Or rather, he lurched and half—ran/half—stumbled over the red hills with Kiera in his arms, driven entirely by instinct and desperate love and the fading scraps of his mind. Her body bounced lightly against his chest with each step and every time she did, panic stabbed through him afresh because she remained far too still.
“Kiera,” he muttered desperately. Or perhaps he only thought it. He was no longer entirely sure which sounds were leaving his mouth, and which remained trapped in his head. “Stay with me. Stay.”
The wind brought her scent to him constantly—cold skin, fear, the chemical trace of Higgs’ drug, and beneath it all the sweetness that was hers and hers alone. He clung to it. Followed it the way a drowning male might cling to a floating branch.
Home. Need home. Need to warm her.
The sanctuary blurred around him as he crossed it.

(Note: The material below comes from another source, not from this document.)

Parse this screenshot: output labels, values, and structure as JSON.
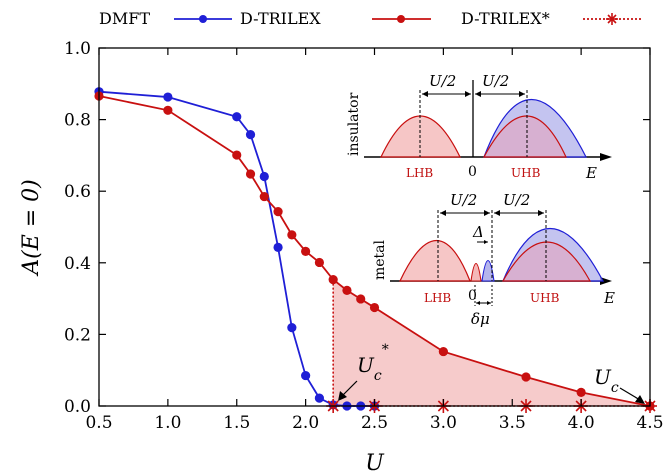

He vaguely registered the shimmer of the enclosure barriers, the movement of some small creature darting in the meadow, the high idiotic cry of a theeble somewhere in the distance.
“Good boy! Good boy!”
The words meant nothing. In his deteriorating mind they sounded like, “Hurry! Hurry!”
At last the rounded shape of the home-dome rose before him. Brux nearly sobbed with relief.
Door. Need open. How?
For one awful second he stared at the silver panel and could not remember how it worked. It was just a hard shining thing in his path while Kiera’s body grew colder and colder against him.
Then memory flared. Palm. Her palm. Enough mind remained for that, thank the Goddess.
Brux shifted Kiera awkwardly in his arms and pressed her limp hand to the door panel. Green light outlined her fingers and the soft sexless voice murmured something he did not understand—only the tone mattered. Welcome. Open.
The door whooshed aside, and warmth spilled over them.
Brux carried his mate inside at once.
The home-dome smelled like her–that was the first thing he noticed as he staggered through the curving hallway toward the bathing suite. Her scent was everywhere—in the walls, the living furniture, the coverlet in the bedroom they passed, the air itself. It should have soothed him. Instead it only sharpened his urgency.
Need warm. Need water.
His thoughts were almost gone now.
No more trial. No more shuttle. No more Higgs. Those things were gone–torn away like dead leaves in a storm. There was only action and instinct and need.
The bathing suite…steam…water. Yes.
Brux stumbled inside and nearly dropped Kiera in his hurry to get her there. Somehow he did not. Somehow he still managed to lower her carefully onto the warm stone beside the pool.
Strip. He had to get the freezing clothes off her.
His fingers felt clumsy and strange now–too large and too blunt, as though even his humanoid hands were forgetting themselves. But he tore at her clothes with frantic care, peeling away her t—shirt and jeans and the underthings beneath, baring her chilled skin to the warm mist of the room. The ropes binding her wrists got in the way, but he bowed his head and bit through them–his fangs made it easy. At last, she was nude.
She looked terribly still. Brux whined deep in his throat.
Then he stripped too. Shirt first, already half—shredded and sticky with his own blood. Then the rest. He barely understood what he was doing, only that barriers had to go. Fur to skin. Heat to skin. Water.
He climbed into the pool with her in his arms and the warm water closed around them in a rush.
For a heartbeat he nearly sagged with relief.
Warm. Good.
But Kiera remained cold.
Brux cradled her against his chest, holding her so close he could feel every line of her body against him. Her head fell against his shoulder. Her braids floated out around them in the steaming water. He gathered her tighter, curling around her as best he could despite the wounds pulling and healing and itching all at once along his side.
His mind was almost gone now. Words had become fragments.